Royal Caribbean (RCL) liefert weiterhin starke Ergebnisse und sieht zu, wie die Aktie abdriftet. Nach der Bekanntgabe des bereinigten Gewinns pro Aktie für das erste Quartal 2026 in Höhe von $3,60, der den Wall Street-Konsens von $3,20 um 12,59 % übertraf, schlossen die Aktien am 30. April mit einem Plus von nur 0,68 %. Die Aktie liegt immer noch etwa 27 % unter ihrem 52-Wochen-Hoch von 366,50 $. Die Bullen sagen, dass der geopolitische Lärm eines der besten Reiseunternehmen auf dem Markt überdeckt. Die Bären sagen, dass die Kürzung der Prognosen und der Gegenwind beim Treibstoff echte Risiken darstellen, die den Abschlag rechtfertigen. Die Frage ist, ob der aktuelle Kurs beides bereits widerspiegelt.

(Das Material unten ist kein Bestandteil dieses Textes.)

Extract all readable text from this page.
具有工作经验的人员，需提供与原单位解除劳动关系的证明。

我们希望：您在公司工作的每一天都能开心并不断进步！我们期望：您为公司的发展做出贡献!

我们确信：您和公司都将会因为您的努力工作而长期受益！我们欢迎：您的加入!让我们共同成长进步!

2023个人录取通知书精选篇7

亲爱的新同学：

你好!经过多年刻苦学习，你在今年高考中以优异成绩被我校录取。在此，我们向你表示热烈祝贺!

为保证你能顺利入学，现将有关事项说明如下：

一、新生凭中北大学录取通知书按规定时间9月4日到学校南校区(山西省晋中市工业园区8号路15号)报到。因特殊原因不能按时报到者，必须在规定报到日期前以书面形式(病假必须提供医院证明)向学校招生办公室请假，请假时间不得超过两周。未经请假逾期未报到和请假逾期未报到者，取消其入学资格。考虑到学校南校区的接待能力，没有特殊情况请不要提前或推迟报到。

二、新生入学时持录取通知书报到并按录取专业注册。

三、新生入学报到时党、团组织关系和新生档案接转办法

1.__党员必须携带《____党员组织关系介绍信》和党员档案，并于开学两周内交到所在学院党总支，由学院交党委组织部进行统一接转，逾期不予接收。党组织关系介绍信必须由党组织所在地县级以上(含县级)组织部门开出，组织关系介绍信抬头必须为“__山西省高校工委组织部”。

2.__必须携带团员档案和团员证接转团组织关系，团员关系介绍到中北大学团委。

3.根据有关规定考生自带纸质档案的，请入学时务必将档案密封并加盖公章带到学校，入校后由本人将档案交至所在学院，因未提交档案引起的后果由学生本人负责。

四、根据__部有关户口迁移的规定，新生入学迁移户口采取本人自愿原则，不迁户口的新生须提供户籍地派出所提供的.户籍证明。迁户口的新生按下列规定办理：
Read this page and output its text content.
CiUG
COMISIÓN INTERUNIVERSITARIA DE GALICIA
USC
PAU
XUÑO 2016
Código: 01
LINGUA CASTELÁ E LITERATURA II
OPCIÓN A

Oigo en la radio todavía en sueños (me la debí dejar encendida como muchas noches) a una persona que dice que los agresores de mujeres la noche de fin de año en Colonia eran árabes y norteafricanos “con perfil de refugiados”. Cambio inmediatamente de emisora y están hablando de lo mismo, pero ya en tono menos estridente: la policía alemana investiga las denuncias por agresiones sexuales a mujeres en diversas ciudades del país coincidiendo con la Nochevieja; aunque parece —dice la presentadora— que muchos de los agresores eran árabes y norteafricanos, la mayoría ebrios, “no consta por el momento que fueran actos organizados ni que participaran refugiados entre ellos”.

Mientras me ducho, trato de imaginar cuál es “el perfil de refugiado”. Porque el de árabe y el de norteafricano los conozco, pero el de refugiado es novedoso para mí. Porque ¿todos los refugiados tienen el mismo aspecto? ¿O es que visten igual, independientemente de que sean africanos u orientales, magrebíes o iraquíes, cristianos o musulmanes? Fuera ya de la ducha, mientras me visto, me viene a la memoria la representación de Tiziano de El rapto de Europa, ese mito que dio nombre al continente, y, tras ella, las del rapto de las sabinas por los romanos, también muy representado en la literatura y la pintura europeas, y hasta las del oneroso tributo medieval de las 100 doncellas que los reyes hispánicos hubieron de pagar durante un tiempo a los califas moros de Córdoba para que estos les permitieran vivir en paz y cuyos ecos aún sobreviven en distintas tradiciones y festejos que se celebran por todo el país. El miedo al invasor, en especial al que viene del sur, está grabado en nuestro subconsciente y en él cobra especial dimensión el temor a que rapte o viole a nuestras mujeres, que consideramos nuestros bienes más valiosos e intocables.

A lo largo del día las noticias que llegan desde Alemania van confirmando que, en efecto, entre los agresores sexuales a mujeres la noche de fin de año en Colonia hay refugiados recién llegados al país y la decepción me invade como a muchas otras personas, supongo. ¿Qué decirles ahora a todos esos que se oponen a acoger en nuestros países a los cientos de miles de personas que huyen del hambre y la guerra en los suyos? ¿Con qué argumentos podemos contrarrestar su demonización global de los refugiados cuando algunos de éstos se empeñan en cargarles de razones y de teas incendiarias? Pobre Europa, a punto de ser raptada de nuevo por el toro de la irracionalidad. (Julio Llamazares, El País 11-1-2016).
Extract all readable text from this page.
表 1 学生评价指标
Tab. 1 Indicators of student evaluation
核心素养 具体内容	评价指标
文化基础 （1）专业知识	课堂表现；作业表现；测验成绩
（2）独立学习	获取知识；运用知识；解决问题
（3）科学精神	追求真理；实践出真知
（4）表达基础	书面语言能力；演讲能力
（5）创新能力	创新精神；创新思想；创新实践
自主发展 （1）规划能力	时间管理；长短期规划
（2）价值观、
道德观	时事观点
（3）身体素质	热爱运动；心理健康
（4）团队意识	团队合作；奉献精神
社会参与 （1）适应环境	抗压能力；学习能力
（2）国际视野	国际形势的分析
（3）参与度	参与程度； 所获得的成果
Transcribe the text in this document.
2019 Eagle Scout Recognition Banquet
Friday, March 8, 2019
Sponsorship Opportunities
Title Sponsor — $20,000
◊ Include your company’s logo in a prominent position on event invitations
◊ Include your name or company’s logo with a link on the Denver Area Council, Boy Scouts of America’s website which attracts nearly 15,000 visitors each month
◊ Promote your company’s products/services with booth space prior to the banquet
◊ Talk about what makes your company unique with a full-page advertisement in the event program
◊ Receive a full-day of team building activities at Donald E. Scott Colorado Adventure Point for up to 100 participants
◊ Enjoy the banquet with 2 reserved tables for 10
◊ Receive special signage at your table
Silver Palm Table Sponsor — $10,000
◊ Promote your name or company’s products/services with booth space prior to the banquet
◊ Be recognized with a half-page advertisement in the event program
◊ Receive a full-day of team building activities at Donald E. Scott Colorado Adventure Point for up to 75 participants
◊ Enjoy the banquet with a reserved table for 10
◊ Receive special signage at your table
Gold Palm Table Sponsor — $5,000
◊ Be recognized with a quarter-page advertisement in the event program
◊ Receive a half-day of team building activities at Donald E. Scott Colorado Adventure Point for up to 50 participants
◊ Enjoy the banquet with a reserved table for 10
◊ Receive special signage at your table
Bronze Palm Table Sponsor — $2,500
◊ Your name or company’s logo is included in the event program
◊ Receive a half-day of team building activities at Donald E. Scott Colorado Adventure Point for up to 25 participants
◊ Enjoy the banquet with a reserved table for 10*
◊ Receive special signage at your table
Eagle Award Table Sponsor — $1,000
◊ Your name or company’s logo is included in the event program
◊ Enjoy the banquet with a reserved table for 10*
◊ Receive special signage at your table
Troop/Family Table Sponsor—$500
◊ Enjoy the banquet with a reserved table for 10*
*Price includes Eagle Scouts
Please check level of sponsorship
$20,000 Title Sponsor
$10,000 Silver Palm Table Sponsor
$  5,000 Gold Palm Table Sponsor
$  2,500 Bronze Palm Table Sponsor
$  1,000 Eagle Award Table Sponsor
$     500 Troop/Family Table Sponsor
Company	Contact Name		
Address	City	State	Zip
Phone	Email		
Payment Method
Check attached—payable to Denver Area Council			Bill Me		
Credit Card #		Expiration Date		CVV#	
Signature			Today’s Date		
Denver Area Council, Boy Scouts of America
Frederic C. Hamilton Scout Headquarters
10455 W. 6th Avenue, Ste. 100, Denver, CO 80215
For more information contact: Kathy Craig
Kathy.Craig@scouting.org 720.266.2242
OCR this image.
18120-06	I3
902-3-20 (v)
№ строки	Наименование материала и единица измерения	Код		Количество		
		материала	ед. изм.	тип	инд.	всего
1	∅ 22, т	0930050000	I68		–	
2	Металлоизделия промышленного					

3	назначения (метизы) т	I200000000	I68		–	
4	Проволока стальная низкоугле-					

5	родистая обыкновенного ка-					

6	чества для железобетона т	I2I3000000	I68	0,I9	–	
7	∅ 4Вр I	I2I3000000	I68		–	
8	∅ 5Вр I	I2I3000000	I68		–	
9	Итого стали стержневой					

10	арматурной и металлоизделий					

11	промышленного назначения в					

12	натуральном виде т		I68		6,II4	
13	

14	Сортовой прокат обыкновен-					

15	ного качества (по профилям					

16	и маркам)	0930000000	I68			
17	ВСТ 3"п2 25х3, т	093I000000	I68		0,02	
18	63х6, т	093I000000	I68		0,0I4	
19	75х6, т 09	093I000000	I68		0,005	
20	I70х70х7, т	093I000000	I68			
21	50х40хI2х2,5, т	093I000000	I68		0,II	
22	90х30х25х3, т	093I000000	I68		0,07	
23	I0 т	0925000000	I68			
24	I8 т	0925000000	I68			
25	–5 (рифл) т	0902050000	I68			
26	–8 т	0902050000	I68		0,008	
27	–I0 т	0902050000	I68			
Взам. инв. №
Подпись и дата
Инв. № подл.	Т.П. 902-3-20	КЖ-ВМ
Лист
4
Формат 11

Ein starkes Quartal, über das der Markt nicht jubeln konnte
Laut den Investor-Relations-Unterlagen von Royal Caribbean lag der bereinigte Gewinn je Aktie bei 3,60 $, ein Plus von 33 % gegenüber Q1 2025 und 0,37 $ über dem vom Management selbst prognostizierten Mittelwert. Der Umsatz erreichte 4,45 Mrd. $, ein Plus von 11,3 % im Vergleich zum Vorjahr. Das bereinigte EBITDA betrug rund 1,7 Milliarden US-Dollar bei einer Marge von 38 % und lag damit mehr als 300 Basispunkte über dem Vorjahreswert. Der operative Cashflow stieg um 13 % auf 1,8 Mrd. USD. Das Unternehmen beförderte 2,5 Millionen Gäste bei einem Auslastungsgrad von 109 %, was bedeutet, dass die Schiffe mehr als doppelt ausgelastet waren.
CEO Jason Liberty äußerte sich in der Telefonkonferenz direkt: "Der Umsatz ist im Vergleich zum Vorjahr um 11 % gestiegen. Der Gewinn lag 11 % über den Prognosen, und wir haben durch Dividenden und Aktienrückkäufe 1,1 Milliarden Dollar an Kapital zurückgegeben."
Was die Reaktion abschwächte, war die Revision der Jahresprognose. Royal Caribbean senkte seine Spanne für das bereinigte Ergebnis je Aktie für 2026 von 17,70 bis 18,10 auf 17,10 bis 17,50 Dollar. CFO Naftali Holtz erläuterte die Gründe: "Unsere Gewinnprognose enthält einen Gegenwind von 0,62 $ aufgrund der Treibstoffpreise für den Rest des Jahres sowie einen Gegenwind von 0,12 $ aufgrund des erwarteten geringeren Gewinnbeitrags von TUI Cruises."
Diese beiden Posten machen 0,74 USD der gesamten Kürzung aus. Wenn man sie herausrechnet, bleiben die operativen Aussichten im Wesentlichen unverändert gegenüber Januar.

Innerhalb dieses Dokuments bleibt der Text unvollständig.